Líder da Misericórdia e antigo cacique do PSD processado por se apoderar de bens

Carlos mal conseguia segurar um copo, mas no dia em que chegou do hospital de Beja ao lar da Santa Casa da Misericórdia de Ourique assinou a doação em vida de todos os seus bens à Misericórdia. PJ fala em “esbulho”, família pede justiça. Provedor, que é ex-autarca e ex-deputado do PSD, nega acusações.

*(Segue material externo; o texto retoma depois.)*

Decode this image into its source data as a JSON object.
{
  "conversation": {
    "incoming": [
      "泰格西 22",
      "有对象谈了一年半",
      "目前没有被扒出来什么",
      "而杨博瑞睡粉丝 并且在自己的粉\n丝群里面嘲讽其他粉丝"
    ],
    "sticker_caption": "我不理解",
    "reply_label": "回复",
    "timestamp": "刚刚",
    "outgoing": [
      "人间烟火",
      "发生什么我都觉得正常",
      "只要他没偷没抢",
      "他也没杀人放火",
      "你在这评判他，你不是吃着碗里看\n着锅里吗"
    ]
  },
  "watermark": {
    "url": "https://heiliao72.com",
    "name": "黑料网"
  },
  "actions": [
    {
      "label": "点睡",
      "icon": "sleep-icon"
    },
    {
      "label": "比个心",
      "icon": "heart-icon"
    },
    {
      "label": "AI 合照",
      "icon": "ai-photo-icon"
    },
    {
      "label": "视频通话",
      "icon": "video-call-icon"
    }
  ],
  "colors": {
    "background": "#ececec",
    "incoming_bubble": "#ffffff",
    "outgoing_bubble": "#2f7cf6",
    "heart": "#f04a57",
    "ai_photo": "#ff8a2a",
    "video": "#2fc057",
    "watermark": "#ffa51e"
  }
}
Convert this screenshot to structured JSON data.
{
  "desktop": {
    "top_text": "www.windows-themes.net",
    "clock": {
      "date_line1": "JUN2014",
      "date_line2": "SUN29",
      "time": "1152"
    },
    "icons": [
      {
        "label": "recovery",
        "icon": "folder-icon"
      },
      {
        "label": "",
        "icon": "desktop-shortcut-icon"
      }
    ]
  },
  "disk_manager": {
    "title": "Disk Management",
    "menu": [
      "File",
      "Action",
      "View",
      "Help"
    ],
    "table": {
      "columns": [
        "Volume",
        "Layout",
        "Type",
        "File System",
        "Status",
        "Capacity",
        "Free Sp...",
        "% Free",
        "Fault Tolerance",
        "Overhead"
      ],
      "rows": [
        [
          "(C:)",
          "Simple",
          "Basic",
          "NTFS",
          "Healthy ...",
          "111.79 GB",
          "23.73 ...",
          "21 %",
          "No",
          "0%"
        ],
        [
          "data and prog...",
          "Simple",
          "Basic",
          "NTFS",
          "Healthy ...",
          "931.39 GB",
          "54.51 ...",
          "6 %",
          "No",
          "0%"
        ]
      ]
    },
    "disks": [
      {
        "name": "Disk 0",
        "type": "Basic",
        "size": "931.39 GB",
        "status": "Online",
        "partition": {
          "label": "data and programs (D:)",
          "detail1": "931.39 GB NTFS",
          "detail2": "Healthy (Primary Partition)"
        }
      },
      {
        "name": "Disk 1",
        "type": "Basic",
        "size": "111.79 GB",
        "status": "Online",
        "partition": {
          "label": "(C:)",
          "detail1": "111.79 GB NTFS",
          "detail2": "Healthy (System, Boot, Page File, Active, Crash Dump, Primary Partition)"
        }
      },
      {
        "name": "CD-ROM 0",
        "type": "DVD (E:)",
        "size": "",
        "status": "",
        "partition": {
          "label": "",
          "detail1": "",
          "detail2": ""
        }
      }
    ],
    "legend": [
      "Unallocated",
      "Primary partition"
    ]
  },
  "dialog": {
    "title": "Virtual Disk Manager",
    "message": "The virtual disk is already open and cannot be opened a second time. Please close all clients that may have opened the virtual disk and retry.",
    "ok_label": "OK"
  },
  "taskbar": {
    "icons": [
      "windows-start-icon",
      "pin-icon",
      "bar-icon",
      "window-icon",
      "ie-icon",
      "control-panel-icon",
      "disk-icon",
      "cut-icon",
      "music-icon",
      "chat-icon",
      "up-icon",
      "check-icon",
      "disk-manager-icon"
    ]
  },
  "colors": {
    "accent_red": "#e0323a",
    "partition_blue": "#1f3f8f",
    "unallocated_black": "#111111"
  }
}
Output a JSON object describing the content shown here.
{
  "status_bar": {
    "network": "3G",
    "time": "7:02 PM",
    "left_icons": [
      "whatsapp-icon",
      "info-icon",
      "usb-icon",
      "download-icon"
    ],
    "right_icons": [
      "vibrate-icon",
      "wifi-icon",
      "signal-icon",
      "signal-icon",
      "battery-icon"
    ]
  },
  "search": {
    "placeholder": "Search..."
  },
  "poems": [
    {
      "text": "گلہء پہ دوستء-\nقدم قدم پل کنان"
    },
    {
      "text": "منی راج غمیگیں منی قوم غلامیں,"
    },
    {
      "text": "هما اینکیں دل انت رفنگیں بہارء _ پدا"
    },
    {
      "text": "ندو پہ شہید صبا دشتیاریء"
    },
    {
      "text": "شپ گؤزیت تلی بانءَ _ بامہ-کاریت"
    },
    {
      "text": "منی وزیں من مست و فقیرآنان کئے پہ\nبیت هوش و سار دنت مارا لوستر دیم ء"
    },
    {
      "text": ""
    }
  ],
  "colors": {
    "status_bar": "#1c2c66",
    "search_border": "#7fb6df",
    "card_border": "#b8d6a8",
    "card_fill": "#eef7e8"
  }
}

Na madrugada do dia em que Carlos Castro e Nunes teve alta do hospital de Beja, nove dias antes de morrer, o médico de turno anotou que o homem de 74 anos estava “desorientado no tempo/espaço/pessoa”. Eram 5h20 da manhã e a observação não surpreendia. Aquele era o segundo internamento com uma infeção respiratória grave, logo a seguir a outro de 10 dias, e na véspera as medições de oxigénio tinham revelado níveis muitíssimo baixos. O hospital deu ainda assim alta a Carlos, que foi transferido de ambulância, incapaz de se mover e com suporte de oxigénio, para o lar da Santa Casa da Misericórdia de Ourique. Nesse mesmo dia terá assinado três documentos, com letra distorcida, nos quais doou em vida todo o seu património a uma instituição com a qual não tivera relação até aí: a Misericórdia de Ourique.